- Born: 21 July 1965 (age 60) Batu Pahat, Johor, Malaysia
- Occupation: Singer
- Years active: 1984–present
- Spouse(s): Dato' Zainal Nazeri Zainuddin (divorced) Ismail A. Samad (m. 2024)
- Children: Nur Izzati Zainal Nazeri Nur Falahi Zainal Nazeri Ismail Izzani

= Suliza Salam =

Former Malaysian singer

Suliza Salam is a former Malaysian female singer. She gained prominence with the song Untuk Sekali Lagi in 1984, produced under the record label Titra Rekod.

== Career ==
Suliza Salam rose to fame with her song Untuk Sekali Lagi. Her name gained significant recognition after recording the song in 1984 under Titra Rekod, placing her alongside other renowned singers such as Ramlah Ram, Nassier Wahab, and Noraniza Idris.

The song, composed by Othman Mohamad, not only boosted Suliza's reputation in the music industry but also established her as one of the most popular teenage singers at the time.

Suliza gained recognition for her melodious voice and the distinctive features that set her apart in the industry. Her unique eyes led a Radio Malaysia Ibu Kota (RMIK) announcer, Noramin, to nickname her the "cat-eyed singer" in 1985 while introducing her song on-air.

Following the success of her debut album, Suliza Salam released her second album, Cinta Di Hatiku, in 1989. This album marked the peak of her career, but two years after its release, Suliza decided to accept a marriage proposal from Zainal Nazeri Zainuddin, a businessman associated with Pengedar Utama Sdn. Bhd., which produced the films Pelumba Malam and Isabella (1988).

Despite being at the height of her fame, Suliza made the firm decision to step back from the entertainment industry to focus on her family life.

In 2010 Suliza was married to entrepreneur Zainal Nazeri Zainuddin and shared her life with their three children: Nur Izzati, Nur Falahi, and singer Ismail Izzani.

== Charity work ==
As her children grew older, Suliza ventured into business and charitable activities. Starting in 2004, Suliza began her journey in business, establishing herself in consultancy services for motivational camps. Through her company, PDSB Consultant, Suliza focused on providing experienced consultants to higher education institutions.

Her office is in Ampang, Selangor. Besides managing her business, Suliza is also active in non-governmental organization (NGO) activities.

She serves as the chair of the Women's Committee for the Bukit Antarabangsa branch of the Malaysian Islamic Welfare Organization (PERKIM) and is also a member of the National Women's Supreme Council.

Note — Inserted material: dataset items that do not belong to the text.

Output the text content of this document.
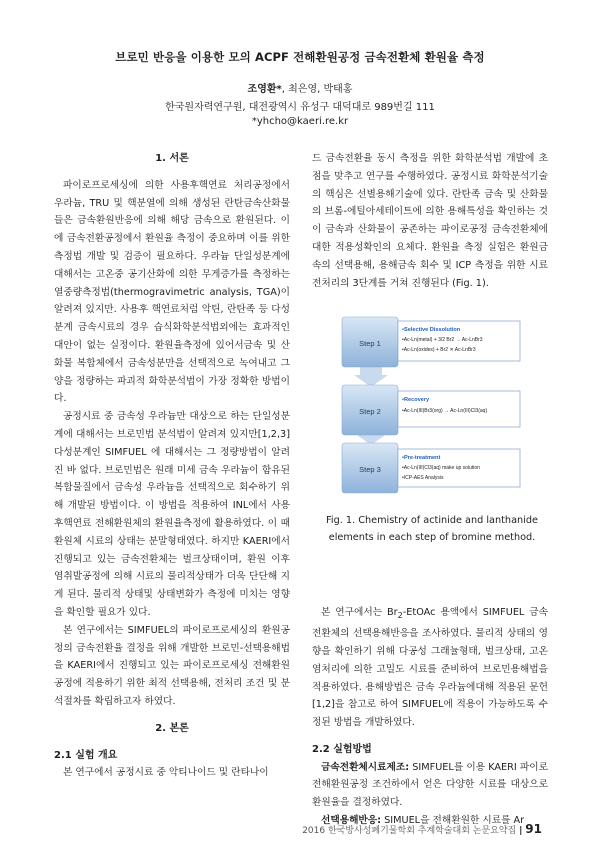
브로민 반응을 이용한 모의 ACPF 전해환원공정 금속전환체 환원율 측정
조영환*, 최은영, 박태홍
한국원자력연구원, 대전광역시 유성구 대덕대로 989번길 111
*yhcho@kaeri.re.kr

1. 서론

파이로프로세싱에 의한 사용후핵연료 처리공정에서 우라늄, TRU 및 핵분열에 의해 생성된 란탄금속산화물들은 금속환원반응에 의해 해당 금속으로 환원된다. 이에 금속전환공정에서 환원율 측정이 중요하며 이를 위한 측정법 개발 및 검증이 필요하다. 우라늄 단일성분계에 대해서는 고온중 공기산화에 의한 무게증가를 측정하는 열중량측정법(thermogravimetric analysis, TGA)이 알려져 있지만. 사용후 핵연료처럼 악틴, 란탄족 등 다성분계 금속시료의 경우 습식화학분석법외에는 효과적인 대안이 없는 실정이다. 환원율측정에 있어서금속 및 산화물 복합체에서 금속성분만을 선택적으로 녹여내고 그 양을 정량하는 파괴적 화학분석법이 가장 정확한 방법이다.

공정시료 중 금속성 우라늄만 대상으로 하는 단일성분계에 대해서는 브로민법 분석법이 알려져 있지만[1,2,3] 다성분계인 SIMFUEL 에 대해서는 그 정량방법이 알려진 바 없다. 브로민법은 원래 미세 금속 우라늄이 함유된 복합물질에서 금속성 우라늄을 선택적으로 회수하기 위해 개발된 방법이다. 이 방법을 적용하여 INL에서 사용후핵연료 전해환원체의 환원율측정에 활용하였다. 이 때 환원체 시료의 상태는 분말형태였다. 하지만 KAERI에서 진행되고 있는 금속전환체는 벌크상태이며, 환원 이후 염취발공정에 의해 시료의 물리적상태가 더욱 단단해 지게 된다. 물리적 상태및 상태변화가 측정에 미치는 영향을 확인할 필요가 있다.

본 연구에서는 SIMFUEL의 파이로프로세싱의 환원공정의 금속전환율 결정을 위해 개발한 브로민-선택용해법을 KAERI에서 진행되고 있는 파이로프로세싱 전해환원공정에 적용하기 위한 최적 선택용해, 전처리 조건 및 분석절차를 확립하고자 하였다.

2. 본론

2.1 실험 개요

본 연구에서 공정시료 중 악티나이드 및 란타나이

드 금속전환율 동시 측정을 위한 화학분석법 개발에 초점을 맞추고 연구를 수행하였다. 공정시료 화학분석기술의 핵심은 선별용해기술에 있다. 란탄족 금속 및 산화물의 브롬-에틸아세테이트에 의한 용해특성을 확인하는 것이 금속과 산화물이 공존하는 파이로공정 금속전환체에 대한 적용성확인의 요체다. 환원율 측정 실험은 환원금속의 선택용해, 용해금속 회수 및 ICP 측정을 위한 시료 전처리의 3단계를 거쳐 진행된다 (Fig. 1).

본 연구에서는 $Br_2$-EtOAc 용액에서 SIMFUEL 금속전환체의 선택용해반응을 조사하였다. 물리적 상태의 영향을 확인하기 위해 다공성 그래뉼형태, 벌크상태, 고온염처리에 의한 고밀도 시료를 준비하여 브로민용해법을 적용하였다. 용해방법은 금속 우라늄에대해 적용된 문헌 [1,2]을 참고로 하여 SIMFUEL에 적용이 가능하도록 수정된 방법을 개발하였다.

2.2 실험방법

금속전환체시료제조: SIMFUEL를 이용 KAERI 파이로 전해환원공정 조건하에서 얻은 다양한 시료를 대상으로 환원율을 결정하였다.

선택용해반응: SIMUEL을 전해환원한 시료를 Ar

Step 1
•Selective Dissolution
•Ac-Ln(metal) + 3/2 Br2 → Ac-LnBr3
•Ac-Ln(oxides) + Br2 ✕ Ac-LnBr3
Step 2
•Recovery
•Ac-Ln(III)Br3(org) → Ac-Ln(III)Cl3(aq)
Step 3
•Pre-treatment
•Ac-Ln(III)Cl3(aq) make up solution
•ICP-AES Analysis
Fig. 1. Chemistry of actinide and lanthanide elements in each step of bromine method.
2016 한국방사성폐기물학회 추계학술대회 논문요약집 | 91
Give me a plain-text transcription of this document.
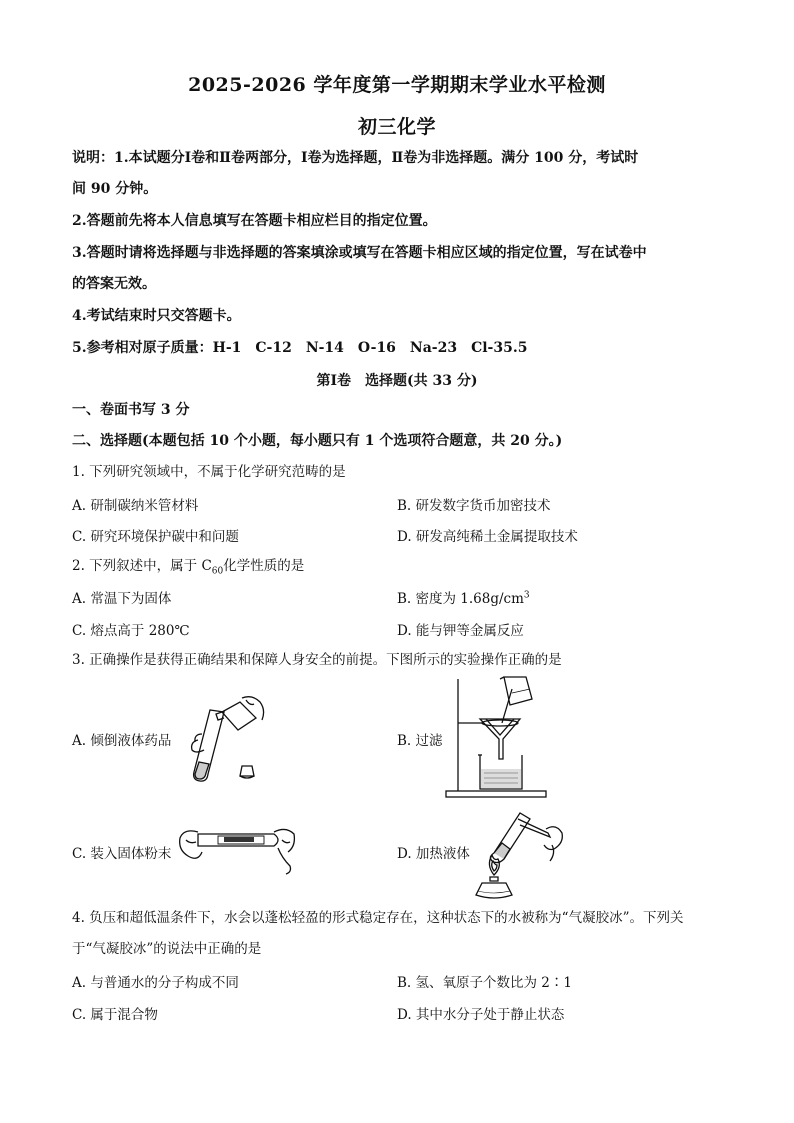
2025-2026 学年度第一学期期末学业水平检测
初三化学
说明：1.本试题分Ⅰ卷和Ⅱ卷两部分，Ⅰ卷为选择题，Ⅱ卷为非选择题。满分 100 分，考试时
间 90 分钟。
2.答题前先将本人信息填写在答题卡相应栏目的指定位置。
3.答题时请将选择题与非选择题的答案填涂或填写在答题卡相应区域的指定位置，写在试卷中
的答案无效。
4.考试结束时只交答题卡。
5.参考相对原子质量：H-1　C-12　N-14　O-16　Na-23　Cl-35.5
第Ⅰ卷　选择题(共 33 分)
一、卷面书写 3 分
二、选择题(本题包括 10 个小题，每小题只有 1 个选项符合题意，共 20 分。)
1. 下列研究领域中，不属于化学研究范畴的是
A. 研制碳纳米管材料	B. 研发数字货币加密技术
C. 研究环境保护碳中和问题	D. 研发高纯稀土金属提取技术
2. 下列叙述中，属于 $C_{60}$化学性质的是
A. 常温下为固体	B. 密度为 $1.68g/cm^3$
C. 熔点高于 280℃	D. 能与钾等金属反应
3. 正确操作是获得正确结果和保障人身安全的前提。下图所示的实验操作正确的是
A. 倾倒液体药品	B. 过滤
C. 装入固体粉末	D. 加热液体
4. 负压和超低温条件下，水会以蓬松轻盈的形式稳定存在，这种状态下的水被称为“气凝胶冰”。下列关
于“气凝胶冰”的说法中正确的是
A. 与普通水的分子构成不同	B. 氢、氧原子个数比为 2∶1
C. 属于混合物	D. 其中水分子处于静止状态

Her responsibilities include overseeing the welfare of converts to Islam and orphans. Leveraging her experience as a singer in 1984, Suliza organized performances to raise funds for charity.

== Family ==
Suliza's youngest child, Ismail Izzani, has followed in her footsteps as a singer, achieving fame with the song Sabar. The music video for Sabar, co-written by Omar K, Adib Hamdi, Zyn, and Ismail himself, has garnered over four million views on YouTube.

Her second child, Nur Falahi, became engaged to Muhammad Wafi Abdul Shakor, the third son of Mashitah Ibrahim, on 1 January 2021.